During 2017 neither the Trump administration nor civil service leaders in Congress made a serious move toward changing basic federal employee laws, although they did target certain areas that could be a sign of what’s to come in 2018.

Next year is important symbolically since it will mark the 40th anniversary of enactment of the 1978 Civil Service Reform Act, which laid out the basic parameters of allowable and unallowable personnel practices, employee rights to appeal disciplinary and other personnel actions, whistleblower protections, union representation and grievance rights, and more.

That law has come under criticism–not just from conservatives but also from experts on the government–as being outdated, in particular for not providing sufficient flexibility to pay competitive salaries in high-demand occupations, reward good performers meaningfully, nor take prompt action to improve poor performance or to discipline employees for misconduct or unacceptable performance.

Much of the effort that had been expected in 2017 stalled when its main proponent–then-Rep. Jason Chaffetz, R-Utah, chair of the Oversight and Government Reform Committee–left Congress in mid-year.

However, some pieces of what may yet form into civil service reform did advance.
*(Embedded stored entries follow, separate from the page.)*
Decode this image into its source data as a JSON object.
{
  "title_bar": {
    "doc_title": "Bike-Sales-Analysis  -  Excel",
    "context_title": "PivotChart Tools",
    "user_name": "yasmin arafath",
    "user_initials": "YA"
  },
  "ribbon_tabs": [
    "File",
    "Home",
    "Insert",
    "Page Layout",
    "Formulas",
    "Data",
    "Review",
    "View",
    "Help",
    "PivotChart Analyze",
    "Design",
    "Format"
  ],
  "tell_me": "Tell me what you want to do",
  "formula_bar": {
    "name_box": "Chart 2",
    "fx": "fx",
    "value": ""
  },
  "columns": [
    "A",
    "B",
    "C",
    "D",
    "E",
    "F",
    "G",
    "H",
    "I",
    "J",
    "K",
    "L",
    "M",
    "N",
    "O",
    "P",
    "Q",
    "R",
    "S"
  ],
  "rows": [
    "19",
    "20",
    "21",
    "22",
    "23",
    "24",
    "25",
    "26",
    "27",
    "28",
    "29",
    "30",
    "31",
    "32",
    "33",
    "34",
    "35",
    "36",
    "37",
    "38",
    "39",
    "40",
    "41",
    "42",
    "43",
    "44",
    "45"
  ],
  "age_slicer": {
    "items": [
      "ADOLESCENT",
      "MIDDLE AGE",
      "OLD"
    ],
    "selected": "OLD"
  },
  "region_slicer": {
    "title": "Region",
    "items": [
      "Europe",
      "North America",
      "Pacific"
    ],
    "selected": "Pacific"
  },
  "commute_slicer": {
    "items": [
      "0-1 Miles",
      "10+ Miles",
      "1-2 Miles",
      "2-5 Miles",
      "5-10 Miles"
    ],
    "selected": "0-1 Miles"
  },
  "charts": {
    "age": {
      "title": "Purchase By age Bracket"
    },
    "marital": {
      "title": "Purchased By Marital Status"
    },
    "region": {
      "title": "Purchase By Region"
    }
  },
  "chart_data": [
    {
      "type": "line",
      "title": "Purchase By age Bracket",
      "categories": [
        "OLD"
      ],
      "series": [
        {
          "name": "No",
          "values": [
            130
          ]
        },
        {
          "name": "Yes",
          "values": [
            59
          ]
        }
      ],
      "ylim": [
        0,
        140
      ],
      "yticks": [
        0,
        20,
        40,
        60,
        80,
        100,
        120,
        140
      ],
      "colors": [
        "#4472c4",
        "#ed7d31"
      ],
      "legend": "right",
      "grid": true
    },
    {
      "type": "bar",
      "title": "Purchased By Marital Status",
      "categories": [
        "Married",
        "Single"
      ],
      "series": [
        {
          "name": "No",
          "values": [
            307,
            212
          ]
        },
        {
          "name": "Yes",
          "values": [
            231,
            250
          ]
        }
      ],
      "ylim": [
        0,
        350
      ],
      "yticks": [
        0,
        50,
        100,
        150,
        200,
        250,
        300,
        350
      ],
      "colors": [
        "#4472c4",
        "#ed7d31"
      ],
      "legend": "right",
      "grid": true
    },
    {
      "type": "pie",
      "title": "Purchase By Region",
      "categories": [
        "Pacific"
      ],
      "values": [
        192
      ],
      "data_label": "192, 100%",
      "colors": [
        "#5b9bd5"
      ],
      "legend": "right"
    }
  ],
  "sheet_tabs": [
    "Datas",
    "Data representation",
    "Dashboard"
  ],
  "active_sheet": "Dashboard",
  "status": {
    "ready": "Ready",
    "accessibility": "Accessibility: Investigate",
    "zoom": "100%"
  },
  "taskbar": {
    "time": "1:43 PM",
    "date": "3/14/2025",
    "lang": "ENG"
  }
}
Employee appeal processes were shortened for most VA employees and appeals of senior executives there redirected to in-house review panels; both are considered potential precedent for applying government-wide.

Also: law was changed to require discipline against supervisors who retaliate against whistleblowers, a possible prelude to requiring discipline for other types of conduct; several other enhancements to whistleblower protections were enacted; and legislation began moving in the House to double to two years government-wide the standard probationary period, a time when relatively new employees have much-restricted appeals rights against firing or other personnel actions.

On labor matters, the administration canceled its predecessor’s program for labor-management cooperation forums and for greater union involvement in agency decisions. And the House moved legislation to require fuller accounting of official time–on-the-clock time that employees with union roles can spend on certain union duties–which is widely seen as a first step in a move to limit if not revoke use of that time.